On the April 9, 2012 edition of On the Record with Greta Van Susteren, Fox News contributor and former Republican Congressman Allen West suggested that food stamps prevent those in poverty from "stand[ing] up on their own":
WEST: And as you know, since the president been in office, we've seen a 45 percent increase in food stamp recipients. So I think when you look at the economic policies, we're going in the wrong direction in that we're growing the amount of people that are being on government subsistence or government dependency instead of getting people off of that with the right type of economic policies to help them to stand up on their own. [Transcript via Nexis]
In March of 2013, Van Susteren hosted Fox News contributor and former Republican presidential candidate Herman Cain during a segment devoted to the supposed "food stamp epidemic." Cain smeared the "high percentage" of Americans on food stamps as the product of "class warfare ideology," which enables recipients to "not feel guilty" about "gam[ing] the system" to receive government benefits:
CAIN: The reason we have such a high percentage is because of the ideological reasoning behind wanting more people on the program, as well as other programs, and that is class warfare.
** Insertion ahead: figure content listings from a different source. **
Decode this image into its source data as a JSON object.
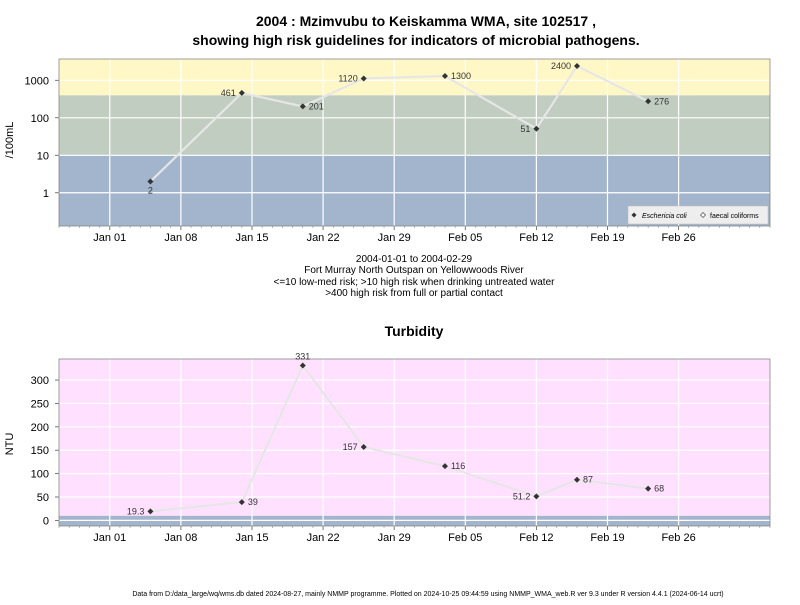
{
  "chart_data": [
    {
      "type": "line",
      "title": [
        "2004 : Mzimvubu to Keiskamma WMA, site 102517 ,",
        "showing high risk guidelines for indicators of microbial pathogens."
      ],
      "ylabel": "/100mL",
      "yscale": "log",
      "ylim": [
        0.13,
        3700
      ],
      "ytick_values": [
        1,
        10,
        100,
        1000
      ],
      "ytick_labels": [
        "1",
        "10",
        "100",
        "1000"
      ],
      "xlim": [
        "2003-12-27",
        "2004-03-06"
      ],
      "xtick_values": [
        "2004-01-01",
        "2004-01-08",
        "2004-01-15",
        "2004-01-22",
        "2004-01-29",
        "2004-02-05",
        "2004-02-12",
        "2004-02-19",
        "2004-02-26"
      ],
      "xtick_labels": [
        "Jan 01",
        "Jan 08",
        "Jan 15",
        "Jan 22",
        "Jan 29",
        "Feb 05",
        "Feb 12",
        "Feb 19",
        "Feb 26"
      ],
      "bands": [
        {
          "from": 0.13,
          "to": 10,
          "color": "#a2b5cd"
        },
        {
          "from": 10,
          "to": 400,
          "color": "#c1cdc1"
        },
        {
          "from": 400,
          "to": 3700,
          "color": "#fff8c6"
        }
      ],
      "series": [
        {
          "name": "Eschericia coli",
          "x": [
            "2004-01-05",
            "2004-01-14",
            "2004-01-20",
            "2004-01-26",
            "2004-02-03",
            "2004-02-12",
            "2004-02-16",
            "2004-02-23"
          ],
          "y": [
            2,
            461,
            201,
            1120,
            1300,
            51,
            2400,
            276
          ],
          "labels": [
            "2",
            "461",
            "201",
            "1120",
            "1300",
            "51",
            "2400",
            "276"
          ],
          "label_pos": [
            "below",
            "left",
            "right",
            "left",
            "right",
            "left",
            "left",
            "right"
          ],
          "marker": "diamond"
        }
      ],
      "legend": {
        "placement": "bottom-right",
        "entries": [
          "Eschericia coli",
          "faecal coliforms"
        ]
      },
      "subtitle_lines": [
        "2004-01-01 to 2004-02-29",
        "Fort Murray North Outspan on Yellowwoods River",
        "<=10 low-med risk; >10 high risk when drinking untreated water",
        ">400 high risk from full or partial contact"
      ],
      "colors": {
        "line": "#e6e6e6",
        "marker": "#333333",
        "grid": "#ffffff",
        "frame": "#888888"
      }
    },
    {
      "type": "line",
      "title": "Turbidity",
      "ylabel": "NTU",
      "ylim": [
        -12,
        345
      ],
      "ytick_values": [
        0,
        50,
        100,
        150,
        200,
        250,
        300
      ],
      "ytick_labels": [
        "0",
        "50",
        "100",
        "150",
        "200",
        "250",
        "300"
      ],
      "xlim": [
        "2003-12-27",
        "2004-03-06"
      ],
      "xtick_values": [
        "2004-01-01",
        "2004-01-08",
        "2004-01-15",
        "2004-01-22",
        "2004-01-29",
        "2004-02-05",
        "2004-02-12",
        "2004-02-19",
        "2004-02-26"
      ],
      "xtick_labels": [
        "Jan 01",
        "Jan 08",
        "Jan 15",
        "Jan 22",
        "Jan 29",
        "Feb 05",
        "Feb 12",
        "Feb 19",
        "Feb 26"
      ],
      "bands": [
        {
          "from": -12,
          "to": 10,
          "color": "#a2b5cd"
        },
        {
          "from": 10,
          "to": 345,
          "color": "#ffe1ff"
        }
      ],
      "series": [
        {
          "x": [
            "2004-01-05",
            "2004-01-14",
            "2004-01-20",
            "2004-01-26",
            "2004-02-03",
            "2004-02-12",
            "2004-02-16",
            "2004-02-23"
          ],
          "y": [
            19.3,
            39,
            331,
            157,
            116,
            51.2,
            87,
            68
          ],
          "labels": [
            "19.3",
            "39",
            "331",
            "157",
            "116",
            "51.2",
            "87",
            "68"
          ],
          "label_pos": [
            "left",
            "right",
            "above",
            "left",
            "right",
            "left",
            "right",
            "right"
          ],
          "marker": "diamond"
        }
      ],
      "colors": {
        "line": "#e6e6e6",
        "marker": "#333333",
        "grid": "#ffffff",
        "frame": "#888888"
      }
    }
  ],
  "footer": "Data from D:/data_large/wq/wms.db dated 2024-08-27, mainly NMMP programme. Plotted on 2024-10-25 09:44:59 using NMMP_WMA_web.R ver 9.3 under R version 4.4.1 (2024-06-14 ucrt)"
}
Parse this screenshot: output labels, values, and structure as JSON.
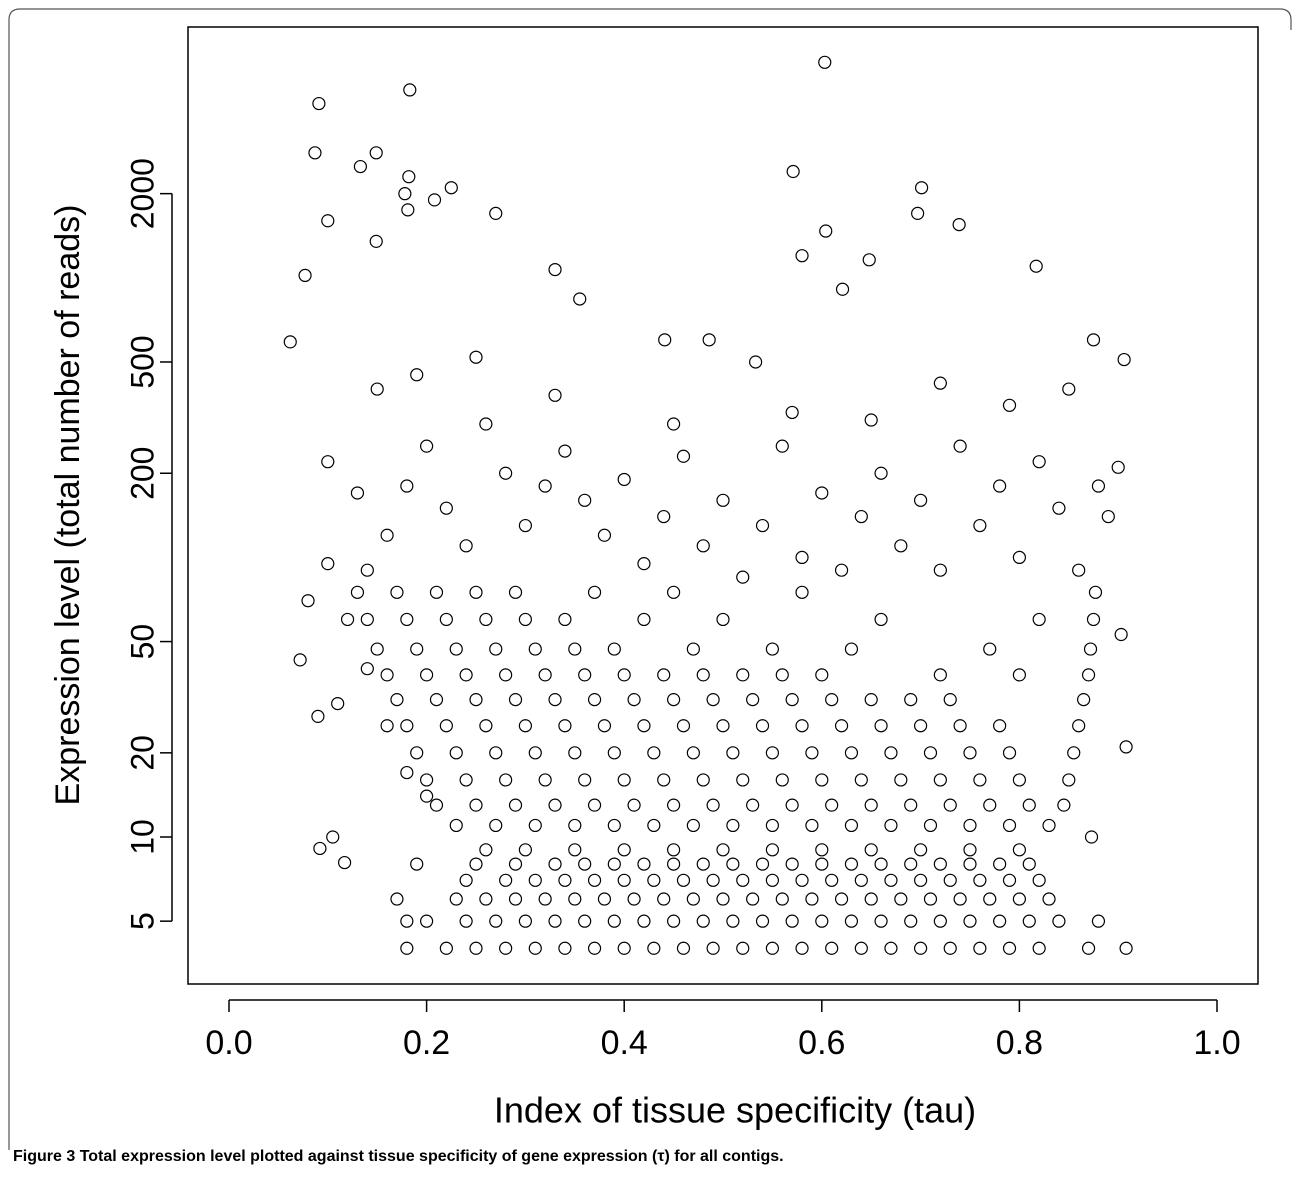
{
  "chart_data": {
    "type": "scatter",
    "x_label": "Index of tissue specificity (tau)",
    "y_label": "Expression level (total number of reads)",
    "xlim": [
      -0.0415,
      1.0415
    ],
    "xticks": [
      {
        "value": 0,
        "label": "0.0"
      },
      0.2,
      0.4,
      0.6,
      0.8,
      {
        "value": 1,
        "label": "1.0"
      }
    ],
    "ylim": [
      2.98,
      7890
    ],
    "yticks": [
      5,
      10,
      20,
      50,
      200,
      500,
      2000
    ],
    "yscale": "log",
    "color": "#000000",
    "x": [
      0.603,
      0.183,
      0.091,
      0.087,
      0.149,
      0.133,
      0.182,
      0.571,
      0.701,
      0.225,
      0.178,
      0.181,
      0.208,
      0.1,
      0.27,
      0.604,
      0.697,
      0.739,
      0.077,
      0.149,
      0.58,
      0.621,
      0.33,
      0.648,
      0.817,
      0.062,
      0.486,
      0.533,
      0.441,
      0.355,
      0.072,
      0.092,
      0.105,
      0.117,
      0.873,
      0.908,
      0.908,
      0.903,
      0.906,
      0.875,
      0.18,
      0.22,
      0.25,
      0.28,
      0.31,
      0.34,
      0.37,
      0.4,
      0.43,
      0.46,
      0.49,
      0.52,
      0.55,
      0.58,
      0.61,
      0.64,
      0.67,
      0.7,
      0.73,
      0.76,
      0.79,
      0.82,
      0.87,
      0.18,
      0.2,
      0.24,
      0.27,
      0.3,
      0.33,
      0.36,
      0.39,
      0.42,
      0.45,
      0.48,
      0.51,
      0.54,
      0.57,
      0.6,
      0.63,
      0.66,
      0.69,
      0.72,
      0.75,
      0.78,
      0.81,
      0.84,
      0.88,
      0.17,
      0.23,
      0.26,
      0.29,
      0.32,
      0.35,
      0.38,
      0.41,
      0.44,
      0.47,
      0.5,
      0.53,
      0.56,
      0.59,
      0.62,
      0.65,
      0.68,
      0.71,
      0.74,
      0.77,
      0.8,
      0.83,
      0.24,
      0.28,
      0.31,
      0.34,
      0.37,
      0.4,
      0.43,
      0.46,
      0.49,
      0.52,
      0.55,
      0.58,
      0.61,
      0.64,
      0.67,
      0.7,
      0.73,
      0.76,
      0.79,
      0.82,
      0.19,
      0.25,
      0.29,
      0.33,
      0.36,
      0.39,
      0.42,
      0.45,
      0.48,
      0.51,
      0.54,
      0.57,
      0.6,
      0.63,
      0.66,
      0.69,
      0.72,
      0.75,
      0.78,
      0.81,
      0.26,
      0.3,
      0.35,
      0.4,
      0.45,
      0.5,
      0.55,
      0.6,
      0.65,
      0.7,
      0.75,
      0.8,
      0.23,
      0.27,
      0.31,
      0.35,
      0.39,
      0.43,
      0.47,
      0.51,
      0.55,
      0.59,
      0.63,
      0.67,
      0.71,
      0.75,
      0.79,
      0.83,
      0.21,
      0.25,
      0.29,
      0.33,
      0.37,
      0.41,
      0.45,
      0.49,
      0.53,
      0.57,
      0.61,
      0.65,
      0.69,
      0.73,
      0.77,
      0.81,
      0.845,
      0.2,
      0.24,
      0.28,
      0.32,
      0.36,
      0.4,
      0.44,
      0.48,
      0.52,
      0.56,
      0.6,
      0.64,
      0.68,
      0.72,
      0.76,
      0.8,
      0.85,
      0.19,
      0.23,
      0.27,
      0.31,
      0.35,
      0.39,
      0.43,
      0.47,
      0.51,
      0.55,
      0.59,
      0.63,
      0.67,
      0.71,
      0.75,
      0.79,
      0.855,
      0.18,
      0.22,
      0.26,
      0.3,
      0.34,
      0.38,
      0.42,
      0.46,
      0.5,
      0.54,
      0.58,
      0.62,
      0.66,
      0.7,
      0.74,
      0.78,
      0.86,
      0.17,
      0.21,
      0.25,
      0.29,
      0.33,
      0.37,
      0.41,
      0.45,
      0.49,
      0.53,
      0.57,
      0.61,
      0.65,
      0.69,
      0.73,
      0.865,
      0.16,
      0.2,
      0.24,
      0.28,
      0.32,
      0.36,
      0.4,
      0.44,
      0.48,
      0.52,
      0.56,
      0.6,
      0.72,
      0.8,
      0.87,
      0.15,
      0.19,
      0.23,
      0.27,
      0.31,
      0.35,
      0.39,
      0.47,
      0.55,
      0.63,
      0.77,
      0.872,
      0.14,
      0.18,
      0.22,
      0.26,
      0.3,
      0.34,
      0.42,
      0.5,
      0.66,
      0.82,
      0.875,
      0.13,
      0.17,
      0.21,
      0.25,
      0.29,
      0.37,
      0.45,
      0.58,
      0.877,
      0.12,
      0.14,
      0.16,
      0.18,
      0.2,
      0.22,
      0.24,
      0.26,
      0.28,
      0.3,
      0.32,
      0.34,
      0.36,
      0.38,
      0.4,
      0.42,
      0.44,
      0.46,
      0.48,
      0.5,
      0.52,
      0.54,
      0.56,
      0.58,
      0.6,
      0.62,
      0.64,
      0.66,
      0.68,
      0.7,
      0.72,
      0.74,
      0.76,
      0.78,
      0.8,
      0.82,
      0.84,
      0.86,
      0.88,
      0.89,
      0.9,
      0.15,
      0.19,
      0.25,
      0.33,
      0.45,
      0.57,
      0.65,
      0.72,
      0.79,
      0.85,
      0.1,
      0.13,
      0.11,
      0.09,
      0.08,
      0.1,
      0.14,
      0.16,
      0.18,
      0.2
    ],
    "values": [
      5900,
      4700,
      4200,
      2800,
      2800,
      2500,
      2300,
      2400,
      2100,
      2100,
      2000,
      1750,
      1900,
      1600,
      1700,
      1470,
      1700,
      1550,
      1020,
      1350,
      1200,
      910,
      1070,
      1160,
      1100,
      590,
      600,
      500,
      600,
      840,
      43,
      9.1,
      10,
      8.1,
      10,
      21,
      4,
      53,
      510,
      600,
      4,
      4,
      4,
      4,
      4,
      4,
      4,
      4,
      4,
      4,
      4,
      4,
      4,
      4,
      4,
      4,
      4,
      4,
      4,
      4,
      4,
      4,
      4,
      5,
      5,
      5,
      5,
      5,
      5,
      5,
      5,
      5,
      5,
      5,
      5,
      5,
      5,
      5,
      5,
      5,
      5,
      5,
      5,
      5,
      5,
      5,
      5,
      6,
      6,
      6,
      6,
      6,
      6,
      6,
      6,
      6,
      6,
      6,
      6,
      6,
      6,
      6,
      6,
      6,
      6,
      6,
      6,
      6,
      6,
      7,
      7,
      7,
      7,
      7,
      7,
      7,
      7,
      7,
      7,
      7,
      7,
      7,
      7,
      7,
      7,
      7,
      7,
      7,
      7,
      8,
      8,
      8,
      8,
      8,
      8,
      8,
      8,
      8,
      8,
      8,
      8,
      8,
      8,
      8,
      8,
      8,
      8,
      8,
      8,
      9,
      9,
      9,
      9,
      9,
      9,
      9,
      9,
      9,
      9,
      9,
      9,
      11,
      11,
      11,
      11,
      11,
      11,
      11,
      11,
      11,
      11,
      11,
      11,
      11,
      11,
      11,
      11,
      13,
      13,
      13,
      13,
      13,
      13,
      13,
      13,
      13,
      13,
      13,
      13,
      13,
      13,
      13,
      13,
      13,
      16,
      16,
      16,
      16,
      16,
      16,
      16,
      16,
      16,
      16,
      16,
      16,
      16,
      16,
      16,
      16,
      16,
      20,
      20,
      20,
      20,
      20,
      20,
      20,
      20,
      20,
      20,
      20,
      20,
      20,
      20,
      20,
      20,
      20,
      25,
      25,
      25,
      25,
      25,
      25,
      25,
      25,
      25,
      25,
      25,
      25,
      25,
      25,
      25,
      25,
      25,
      31,
      31,
      31,
      31,
      31,
      31,
      31,
      31,
      31,
      31,
      31,
      31,
      31,
      31,
      31,
      31,
      38,
      38,
      38,
      38,
      38,
      38,
      38,
      38,
      38,
      38,
      38,
      38,
      38,
      38,
      38,
      47,
      47,
      47,
      47,
      47,
      47,
      47,
      47,
      47,
      47,
      47,
      47,
      60,
      60,
      60,
      60,
      60,
      60,
      60,
      60,
      60,
      60,
      60,
      75,
      75,
      75,
      75,
      75,
      75,
      75,
      75,
      75,
      60,
      90,
      120,
      180,
      250,
      150,
      110,
      300,
      200,
      130,
      180,
      240,
      160,
      120,
      190,
      95,
      140,
      230,
      110,
      160,
      85,
      130,
      250,
      100,
      170,
      90,
      140,
      200,
      110,
      160,
      90,
      250,
      130,
      180,
      100,
      220,
      150,
      90,
      180,
      140,
      210,
      400,
      450,
      520,
      380,
      300,
      330,
      310,
      420,
      350,
      400,
      220,
      170,
      30,
      27,
      70,
      95,
      40,
      25,
      17,
      14
    ]
  },
  "caption": {
    "label": "Figure 3",
    "text": "Total expression level plotted against tissue specificity of gene expression (τ) for all contigs."
  }
}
When you have an administration and you have liberals and you have Democrats constantly promoting the fact that maybe the rich are not paying enough, even though the top 50 percent of taxpayers paid nearly 98 percent of the taxes -- they continue to promote this class warfare ideology, so it makes some people who find a way to game the system not feel guilty about it. That's part of the problem, and it's this whole class warfare ideology.
But Van Susteren's guests ignored that SNAP is an effective antipoverty program that keeps millions out of poverty and lessens the severity of poverty and unemployment. The Center on Budget and Policy Priorities (CBPP) found that food stamps "kept 4.7 million people out of poverty in 2011, including 2.1 million children" and "lifted 1.5 million children above 50 percent of the poverty line in 2011, more than any other benefit program":
CBPP has also noted that the percent of households with very low food security decreased thanks in part to the increase in SNAP benefits:
One study of the impacts of the increase in SNAP benefits from the Recovery Act found that the prevalence of very low food security of households with incomes eligible for SNAP (130 percent of poverty and less) decreased from 2008 to 2009 (before and after the SNAP benefit increase, respectively). The percent of households with very low food security was expected to increase due to changes in income and employment resulting from the recession, yet it decreased; this decline was not shown among higher-income households. This impact, along with increases in participation and increased spending on food from this population, suggests that SNAP benefits can be effective at ensuring that households have enough to eat.
And contrary to West's and Cain's remarks, the increase in SNAP caseloads is primarily the result of the recession. According to a CBPP report (emphasis original):
The number of people eligible for SNAP increased because of the recession and lagging recovery. The number of people with income below 130 percent of poverty (the SNAP income limit) increased substantially, from 54 million in 2007, before the recession, to 60 million in 2009 and 64 million in 2011, allowing more households to qualify for help from the program.
Participation among eligible households also increased. The U.S. Department of Agriculture (USDA) estimates that the SNAP participation rate rose from 65 percent in 2007 to 75 percent in 2010, the most recent year available. Households that already were poor became poorer during the recession. The widespread and prolonged effects of the recession may have made it more difficult for other family members and communities to provide support to people who are struggling to make ends meet. In addition, states continued efforts begun before the recession to reach more eligible households, particularly working families and senior citizens, by simplifying SNAP policies and procedures. All of these factors likely contributed to rising participation rates.